O fato de Javé ser um deus guerreiro, com o passar do tempo, pelo fato de ser mais
lembrado do que El, começa a ocupar lugar de destaque no panteão. Torna-se ainda
mais comum em Javé, a transposição das funções dos outros deuses. Na primeira
metade da monarquia, as mudanças começam a ficar mais acentuadas, Javé e El
começam a ser identificados em muitas partes do antigo Israel, até que Javé assume
a posição daquele que preside o panteão. (1Reis 22.19)

Javé começa a ganhar prestígio entre os profetas e com o evento das invasões dos
povos dos impérios mesopotâmicos, torna-se cada vez mais necessária a presença
de um deus único que garantiria a coesão do povo.

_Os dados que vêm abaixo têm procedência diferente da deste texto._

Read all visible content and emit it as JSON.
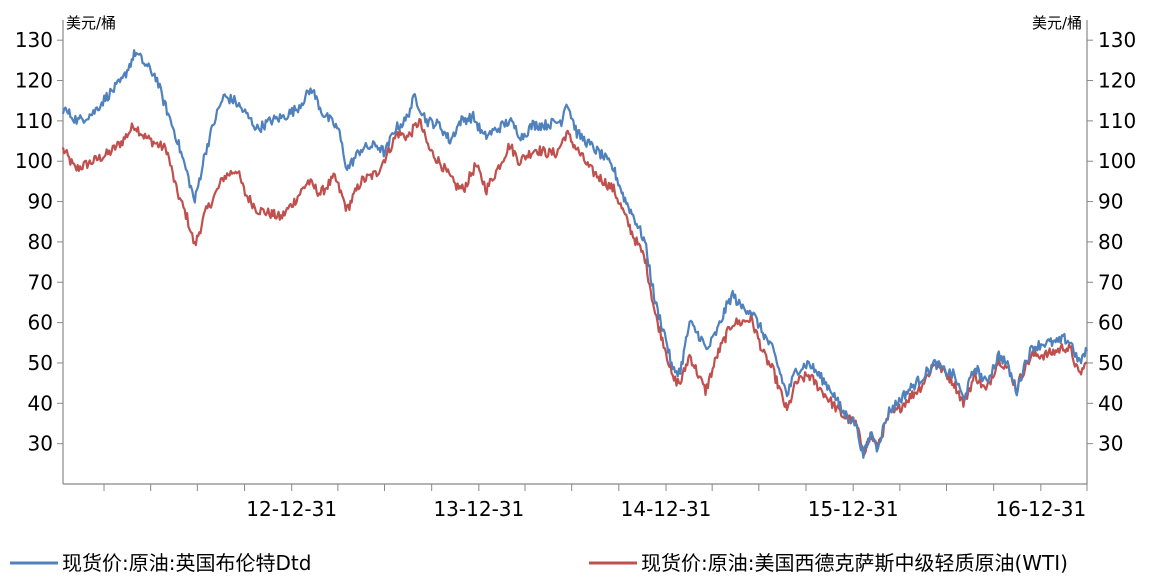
{
  "chart_data": {
    "type": "line",
    "title": "",
    "xlabel": "",
    "ylabel_left": "美元/桶",
    "ylabel_right": "美元/桶",
    "ylim": [
      20,
      135
    ],
    "yticks": [
      30,
      40,
      50,
      60,
      70,
      80,
      90,
      100,
      110,
      120,
      130
    ],
    "xlim": [
      "2011-10-12",
      "2017-03-31"
    ],
    "xtick_labels": [
      {
        "date": "2012-12-31",
        "label": "12-12-31"
      },
      {
        "date": "2013-12-31",
        "label": "13-12-31"
      },
      {
        "date": "2014-12-31",
        "label": "14-12-31"
      },
      {
        "date": "2015-12-31",
        "label": "15-12-31"
      },
      {
        "date": "2016-12-31",
        "label": "16-12-31"
      }
    ],
    "grid": false,
    "legend_position": "bottom",
    "series": [
      {
        "name": "现货价:原油:英国布伦特Dtd",
        "color": "#4F81BD",
        "points": [
          [
            "2011-10-12",
            113
          ],
          [
            "2011-11-10",
            110
          ],
          [
            "2011-12-10",
            112
          ],
          [
            "2012-01-05",
            116
          ],
          [
            "2012-02-05",
            120
          ],
          [
            "2012-03-01",
            127
          ],
          [
            "2012-03-20",
            124
          ],
          [
            "2012-04-10",
            121
          ],
          [
            "2012-04-25",
            115
          ],
          [
            "2012-05-20",
            106
          ],
          [
            "2012-06-10",
            97
          ],
          [
            "2012-06-25",
            90
          ],
          [
            "2012-07-15",
            102
          ],
          [
            "2012-08-05",
            111
          ],
          [
            "2012-08-20",
            116
          ],
          [
            "2012-09-10",
            115
          ],
          [
            "2012-10-01",
            112
          ],
          [
            "2012-10-25",
            108
          ],
          [
            "2012-11-20",
            110
          ],
          [
            "2012-12-15",
            111
          ],
          [
            "2013-01-10",
            113
          ],
          [
            "2013-02-08",
            118
          ],
          [
            "2013-03-01",
            112
          ],
          [
            "2013-04-01",
            108
          ],
          [
            "2013-04-18",
            98
          ],
          [
            "2013-05-15",
            103
          ],
          [
            "2013-06-15",
            104
          ],
          [
            "2013-07-01",
            102
          ],
          [
            "2013-07-20",
            108
          ],
          [
            "2013-08-10",
            110
          ],
          [
            "2013-08-28",
            116
          ],
          [
            "2013-09-20",
            110
          ],
          [
            "2013-10-15",
            109
          ],
          [
            "2013-11-05",
            105
          ],
          [
            "2013-11-25",
            110
          ],
          [
            "2013-12-20",
            111
          ],
          [
            "2014-01-10",
            106
          ],
          [
            "2014-02-05",
            108
          ],
          [
            "2014-03-01",
            110
          ],
          [
            "2014-03-25",
            106
          ],
          [
            "2014-04-15",
            109
          ],
          [
            "2014-05-10",
            109
          ],
          [
            "2014-06-10",
            110
          ],
          [
            "2014-06-20",
            115
          ],
          [
            "2014-07-10",
            107
          ],
          [
            "2014-08-05",
            104
          ],
          [
            "2014-09-01",
            101
          ],
          [
            "2014-09-20",
            98
          ],
          [
            "2014-10-10",
            91
          ],
          [
            "2014-10-30",
            86
          ],
          [
            "2014-11-20",
            80
          ],
          [
            "2014-12-10",
            65
          ],
          [
            "2014-12-31",
            56
          ],
          [
            "2015-01-13",
            48
          ],
          [
            "2015-01-28",
            48
          ],
          [
            "2015-02-15",
            60
          ],
          [
            "2015-03-10",
            56
          ],
          [
            "2015-03-20",
            53
          ],
          [
            "2015-04-10",
            58
          ],
          [
            "2015-04-28",
            64
          ],
          [
            "2015-05-10",
            67
          ],
          [
            "2015-05-25",
            64
          ],
          [
            "2015-06-15",
            63
          ],
          [
            "2015-07-10",
            57
          ],
          [
            "2015-07-28",
            53
          ],
          [
            "2015-08-24",
            42
          ],
          [
            "2015-09-10",
            48
          ],
          [
            "2015-10-05",
            50
          ],
          [
            "2015-10-25",
            47
          ],
          [
            "2015-11-20",
            43
          ],
          [
            "2015-12-10",
            38
          ],
          [
            "2016-01-05",
            35
          ],
          [
            "2016-01-20",
            27
          ],
          [
            "2016-02-05",
            33
          ],
          [
            "2016-02-15",
            29
          ],
          [
            "2016-03-10",
            38
          ],
          [
            "2016-03-25",
            40
          ],
          [
            "2016-04-15",
            43
          ],
          [
            "2016-05-10",
            46
          ],
          [
            "2016-06-08",
            50
          ],
          [
            "2016-06-25",
            48
          ],
          [
            "2016-07-15",
            47
          ],
          [
            "2016-08-02",
            41
          ],
          [
            "2016-08-25",
            49
          ],
          [
            "2016-09-15",
            45
          ],
          [
            "2016-10-10",
            52
          ],
          [
            "2016-10-25",
            50
          ],
          [
            "2016-11-14",
            43
          ],
          [
            "2016-11-30",
            50
          ],
          [
            "2016-12-15",
            54
          ],
          [
            "2017-01-10",
            55
          ],
          [
            "2017-01-31",
            55
          ],
          [
            "2017-02-15",
            56
          ],
          [
            "2017-02-28",
            55
          ],
          [
            "2017-03-15",
            50
          ],
          [
            "2017-03-31",
            53
          ]
        ]
      },
      {
        "name": "现货价:原油:美国西德克萨斯中级轻质原油(WTI)",
        "color": "#C0504D",
        "points": [
          [
            "2011-10-12",
            103
          ],
          [
            "2011-11-05",
            98
          ],
          [
            "2011-12-10",
            100
          ],
          [
            "2012-01-10",
            102
          ],
          [
            "2012-02-05",
            105
          ],
          [
            "2012-02-28",
            109
          ],
          [
            "2012-03-20",
            106
          ],
          [
            "2012-04-15",
            104
          ],
          [
            "2012-05-01",
            103
          ],
          [
            "2012-05-20",
            93
          ],
          [
            "2012-06-10",
            86
          ],
          [
            "2012-06-25",
            79
          ],
          [
            "2012-07-15",
            87
          ],
          [
            "2012-08-05",
            92
          ],
          [
            "2012-08-20",
            96
          ],
          [
            "2012-09-15",
            98
          ],
          [
            "2012-10-01",
            92
          ],
          [
            "2012-10-25",
            88
          ],
          [
            "2012-11-20",
            87
          ],
          [
            "2012-12-10",
            86
          ],
          [
            "2013-01-05",
            90
          ],
          [
            "2013-02-01",
            95
          ],
          [
            "2013-02-25",
            92
          ],
          [
            "2013-03-25",
            96
          ],
          [
            "2013-04-18",
            88
          ],
          [
            "2013-05-15",
            95
          ],
          [
            "2013-06-15",
            97
          ],
          [
            "2013-07-10",
            103
          ],
          [
            "2013-07-25",
            107
          ],
          [
            "2013-08-15",
            106
          ],
          [
            "2013-09-06",
            110
          ],
          [
            "2013-09-25",
            103
          ],
          [
            "2013-10-20",
            99
          ],
          [
            "2013-11-15",
            94
          ],
          [
            "2013-12-01",
            93
          ],
          [
            "2013-12-25",
            99
          ],
          [
            "2014-01-15",
            93
          ],
          [
            "2014-02-05",
            98
          ],
          [
            "2014-03-01",
            104
          ],
          [
            "2014-03-20",
            100
          ],
          [
            "2014-04-20",
            103
          ],
          [
            "2014-05-15",
            102
          ],
          [
            "2014-06-01",
            102
          ],
          [
            "2014-06-20",
            107
          ],
          [
            "2014-07-10",
            103
          ],
          [
            "2014-08-05",
            98
          ],
          [
            "2014-09-01",
            95
          ],
          [
            "2014-09-20",
            93
          ],
          [
            "2014-10-10",
            87
          ],
          [
            "2014-10-30",
            81
          ],
          [
            "2014-11-20",
            76
          ],
          [
            "2014-12-10",
            62
          ],
          [
            "2014-12-31",
            53
          ],
          [
            "2015-01-13",
            46
          ],
          [
            "2015-01-28",
            45
          ],
          [
            "2015-02-15",
            52
          ],
          [
            "2015-03-18",
            43
          ],
          [
            "2015-04-10",
            52
          ],
          [
            "2015-04-28",
            57
          ],
          [
            "2015-05-10",
            60
          ],
          [
            "2015-05-25",
            60
          ],
          [
            "2015-06-15",
            61
          ],
          [
            "2015-07-10",
            52
          ],
          [
            "2015-07-28",
            48
          ],
          [
            "2015-08-24",
            38
          ],
          [
            "2015-09-10",
            45
          ],
          [
            "2015-10-05",
            47
          ],
          [
            "2015-10-25",
            44
          ],
          [
            "2015-11-20",
            40
          ],
          [
            "2015-12-10",
            37
          ],
          [
            "2016-01-05",
            35
          ],
          [
            "2016-01-20",
            28
          ],
          [
            "2016-02-05",
            32
          ],
          [
            "2016-02-15",
            29
          ],
          [
            "2016-03-10",
            37
          ],
          [
            "2016-03-25",
            38
          ],
          [
            "2016-04-15",
            41
          ],
          [
            "2016-05-10",
            44
          ],
          [
            "2016-06-08",
            50
          ],
          [
            "2016-06-25",
            48
          ],
          [
            "2016-07-15",
            45
          ],
          [
            "2016-08-02",
            40
          ],
          [
            "2016-08-25",
            47
          ],
          [
            "2016-09-15",
            43
          ],
          [
            "2016-10-10",
            51
          ],
          [
            "2016-10-25",
            49
          ],
          [
            "2016-11-14",
            44
          ],
          [
            "2016-11-30",
            49
          ],
          [
            "2016-12-15",
            52
          ],
          [
            "2017-01-10",
            52
          ],
          [
            "2017-01-31",
            53
          ],
          [
            "2017-02-15",
            54
          ],
          [
            "2017-02-28",
            53
          ],
          [
            "2017-03-15",
            47
          ],
          [
            "2017-03-31",
            50
          ]
        ]
      }
    ]
  }
}
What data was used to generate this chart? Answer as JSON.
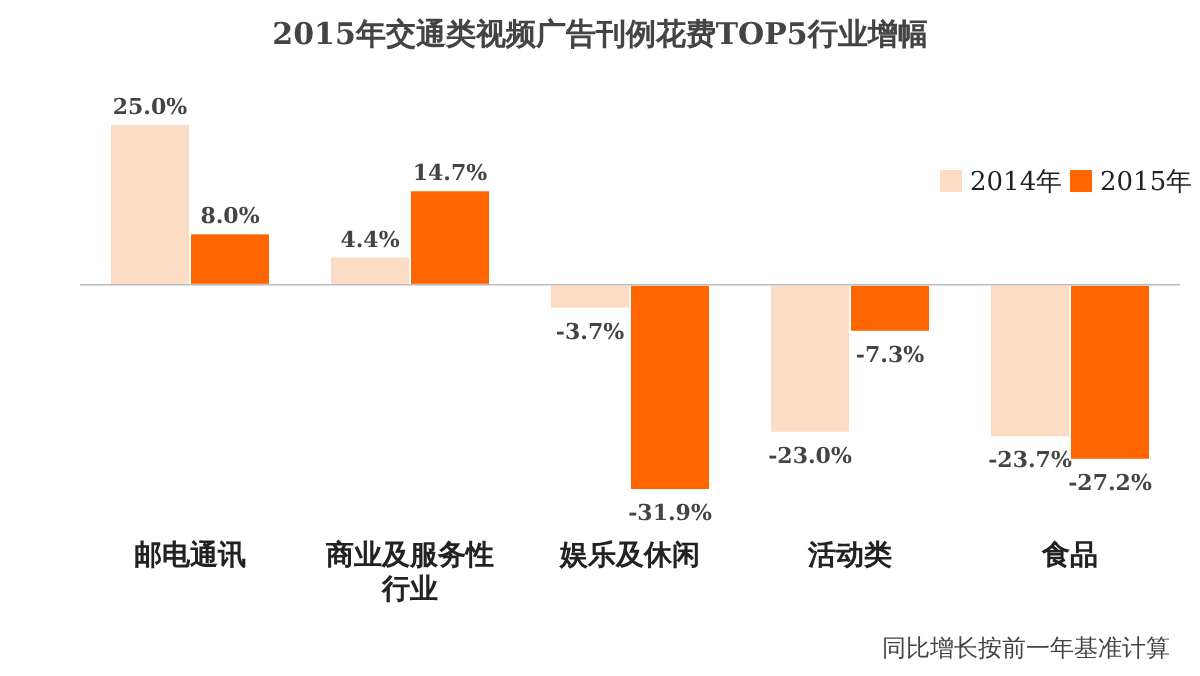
{
  "chart_data": {
    "type": "bar",
    "title": "2015年交通类视频广告刊例花费TOP5行业增幅",
    "categories": [
      "邮电通讯",
      "商业及服务性行业",
      "娱乐及休闲",
      "活动类",
      "食品"
    ],
    "series": [
      {
        "name": "2014年",
        "color": "#fcdcc4",
        "values": [
          25.0,
          4.4,
          -3.7,
          -23.0,
          -23.7
        ],
        "value_labels": [
          "25.0%",
          "4.4%",
          "-3.7%",
          "-23.0%",
          "-23.7%"
        ]
      },
      {
        "name": "2015年",
        "color": "#ff6600",
        "values": [
          8.0,
          14.7,
          -31.9,
          -7.3,
          -27.2
        ],
        "value_labels": [
          "8.0%",
          "14.7%",
          "-31.9%",
          "-7.3%",
          "-27.2%"
        ]
      }
    ],
    "legend": "top right",
    "annotations": [
      "同比增长按前一年基准计算"
    ]
  }
}
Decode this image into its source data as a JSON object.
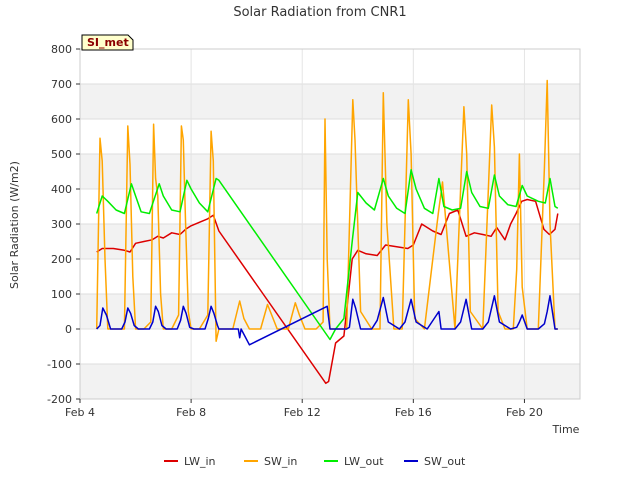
{
  "chart_data": {
    "type": "line",
    "title": "Solar Radiation from CNR1",
    "badge": "SI_met",
    "xlabel": "Time",
    "ylabel": "Solar Radiation (W/m2)",
    "xlim": [
      4.0,
      22.0
    ],
    "ylim": [
      -200,
      800
    ],
    "yticks": [
      -200,
      -100,
      0,
      100,
      200,
      300,
      400,
      500,
      600,
      700,
      800
    ],
    "xticks": [
      {
        "value": 4,
        "label": "Feb 4"
      },
      {
        "value": 8,
        "label": "Feb 8"
      },
      {
        "value": 12,
        "label": "Feb 12"
      },
      {
        "value": 16,
        "label": "Feb 16"
      },
      {
        "value": 20,
        "label": "Feb 20"
      }
    ],
    "grid": true,
    "legend_position": "bottom",
    "series": [
      {
        "name": "LW_in",
        "color": "#dd0000",
        "x": [
          4.6,
          4.8,
          5.2,
          5.6,
          5.8,
          6.0,
          6.3,
          6.6,
          6.8,
          7.0,
          7.3,
          7.6,
          7.8,
          8.0,
          8.3,
          8.6,
          8.8,
          9.0,
          12.85,
          12.95,
          13.2,
          13.5,
          13.8,
          14.0,
          14.3,
          14.7,
          15.0,
          15.4,
          15.8,
          16.0,
          16.3,
          16.7,
          17.0,
          17.3,
          17.6,
          17.9,
          18.2,
          18.5,
          18.8,
          19.0,
          19.3,
          19.5,
          19.7,
          19.9,
          20.1,
          20.4,
          20.7,
          20.9,
          21.1,
          21.2
        ],
        "y": [
          220,
          230,
          230,
          225,
          220,
          245,
          250,
          255,
          265,
          260,
          275,
          270,
          285,
          295,
          305,
          315,
          325,
          280,
          -155,
          -150,
          -40,
          -20,
          200,
          225,
          215,
          210,
          240,
          235,
          230,
          240,
          300,
          280,
          270,
          330,
          340,
          265,
          275,
          270,
          265,
          290,
          255,
          300,
          330,
          365,
          370,
          365,
          285,
          270,
          285,
          330
        ]
      },
      {
        "name": "SW_in",
        "color": "#ffa500",
        "x": [
          4.6,
          4.72,
          4.8,
          4.9,
          5.0,
          5.2,
          5.5,
          5.6,
          5.72,
          5.8,
          5.9,
          6.0,
          6.3,
          6.55,
          6.65,
          6.72,
          6.8,
          6.9,
          7.0,
          7.3,
          7.55,
          7.65,
          7.72,
          7.8,
          7.9,
          8.0,
          8.3,
          8.6,
          8.72,
          8.8,
          8.9,
          9.0,
          9.5,
          9.75,
          9.9,
          10.1,
          10.5,
          10.75,
          10.9,
          11.1,
          11.5,
          11.75,
          11.9,
          12.1,
          12.5,
          12.75,
          12.82,
          12.9,
          13.0,
          13.3,
          13.6,
          13.82,
          13.9,
          14.1,
          14.5,
          14.8,
          14.92,
          15.05,
          15.3,
          15.6,
          15.82,
          15.92,
          16.05,
          16.4,
          16.7,
          16.9,
          17.05,
          17.5,
          17.82,
          17.92,
          18.05,
          18.5,
          18.82,
          18.92,
          19.05,
          19.3,
          19.6,
          19.72,
          19.82,
          19.92,
          20.1,
          20.5,
          20.72,
          20.82,
          20.92,
          21.1,
          21.2
        ],
        "y": [
          0,
          545,
          480,
          200,
          0,
          0,
          0,
          0,
          580,
          470,
          150,
          0,
          0,
          20,
          585,
          430,
          380,
          100,
          0,
          0,
          40,
          580,
          540,
          300,
          50,
          0,
          0,
          40,
          565,
          480,
          -35,
          0,
          0,
          80,
          30,
          0,
          0,
          70,
          40,
          0,
          0,
          75,
          40,
          0,
          0,
          20,
          600,
          200,
          0,
          0,
          0,
          655,
          540,
          50,
          0,
          0,
          675,
          300,
          0,
          0,
          655,
          500,
          30,
          0,
          200,
          330,
          420,
          0,
          635,
          500,
          50,
          0,
          640,
          520,
          50,
          0,
          0,
          170,
          500,
          120,
          0,
          0,
          460,
          710,
          300,
          0,
          0
        ]
      },
      {
        "name": "LW_out",
        "color": "#00ee00",
        "x": [
          4.6,
          4.8,
          5.0,
          5.3,
          5.6,
          5.85,
          6.0,
          6.2,
          6.5,
          6.85,
          7.0,
          7.3,
          7.6,
          7.85,
          8.0,
          8.3,
          8.6,
          8.9,
          9.0,
          13.0,
          13.2,
          13.5,
          13.8,
          14.0,
          14.3,
          14.6,
          14.92,
          15.1,
          15.4,
          15.7,
          15.92,
          16.1,
          16.4,
          16.7,
          16.92,
          17.1,
          17.4,
          17.7,
          17.92,
          18.1,
          18.4,
          18.7,
          18.92,
          19.1,
          19.4,
          19.7,
          19.92,
          20.1,
          20.5,
          20.75,
          20.92,
          21.1,
          21.2
        ],
        "y": [
          330,
          380,
          365,
          340,
          330,
          415,
          380,
          335,
          330,
          415,
          380,
          340,
          335,
          425,
          400,
          360,
          335,
          430,
          425,
          -30,
          0,
          30,
          250,
          390,
          360,
          340,
          430,
          380,
          345,
          330,
          455,
          400,
          345,
          330,
          430,
          350,
          340,
          345,
          450,
          390,
          350,
          345,
          440,
          380,
          355,
          350,
          410,
          380,
          365,
          360,
          430,
          350,
          345
        ]
      },
      {
        "name": "SW_out",
        "color": "#0000cc",
        "x": [
          4.6,
          4.72,
          4.82,
          4.95,
          5.1,
          5.5,
          5.62,
          5.72,
          5.82,
          5.95,
          6.1,
          6.5,
          6.62,
          6.72,
          6.82,
          6.95,
          7.1,
          7.5,
          7.62,
          7.72,
          7.82,
          7.95,
          8.1,
          8.5,
          8.62,
          8.72,
          8.82,
          8.95,
          9.0,
          9.7,
          9.75,
          9.8,
          10.1,
          12.9,
          13.0,
          13.6,
          13.7,
          13.82,
          13.92,
          14.1,
          14.5,
          14.7,
          14.92,
          15.1,
          15.5,
          15.7,
          15.92,
          16.1,
          16.5,
          16.92,
          17.0,
          17.5,
          17.7,
          17.9,
          18.1,
          18.5,
          18.7,
          18.92,
          19.1,
          19.5,
          19.72,
          19.82,
          19.92,
          20.1,
          20.5,
          20.72,
          20.82,
          20.92,
          21.1,
          21.2
        ],
        "y": [
          0,
          10,
          60,
          40,
          0,
          0,
          20,
          60,
          45,
          10,
          0,
          0,
          20,
          65,
          50,
          10,
          0,
          0,
          25,
          65,
          45,
          5,
          0,
          0,
          30,
          65,
          45,
          10,
          0,
          0,
          -25,
          0,
          -45,
          65,
          0,
          0,
          5,
          85,
          60,
          0,
          0,
          25,
          90,
          20,
          0,
          20,
          85,
          20,
          0,
          50,
          0,
          0,
          20,
          85,
          0,
          0,
          20,
          95,
          20,
          0,
          5,
          20,
          40,
          0,
          0,
          15,
          50,
          95,
          0,
          0
        ]
      }
    ]
  }
}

A noção de família divina entra em colapso com as muitas guerras e invasões, surge
então uma visão de mundo monoteísta com base nos modelos de monarquia. O
povo então se vê sob os cuidados de um deus único que governa soberanamente os
impérios de todo o mundo.

A força do monoteísmo e a validação pelo poder

O monoteísmo foi, portanto, uma interpretação da realidade a luz dos


acontecimentos desenvolvidos do oitavo ao sexto século. Uma nova visão de deus
surge como resposta revolucionária que forjou uma nova visão de mundo, fora dos
padrões tradicionais.

Finalmente, o monoteísmo surge então como uma lente interpretativa onde noções
religiosas antigas são refratadas e reinterpretadas, proporcionando um sistema de
interpretação da realidade que continua em pleno desenvolvimento. Num perfeito e
rematado contraste com outros incontáveis santuários do Antigo Oriente Próximo,
com suas disposições ecumênicas de conduzir as relações internacionais por meio
da adoração dos deuses e dos símbolos dos aliados, o Templo de Jerusalém
permaneceu solitário.

Contrariamente ao estilo vigente, o rei Josias e seus líderes religiosos declaram que
a adoração aos ídolos estrangeiros eram a causa das desgraças que ocorriam em
Judá e iniciam uma enérgica campanha de purificação em todo o território do reino.

Dali em diante, o Templo de Jerusalém passou a ser reconhecido como único lugar
legítimo de adoração, visto que todos os santuários rurais também foram destruídos
e declarados fontes do mal. O monoteísmo nasce desta inovação.
O arqueólogo Israel Finkelstein3 observa que o monoteísmo surge ao mesmo tempo
em que as ambições políticas dos líderes de Judá cresceram, pois almejavam fazer
do templo de Jerusalém, o centro de um sonhado amplo reino pan-israelita.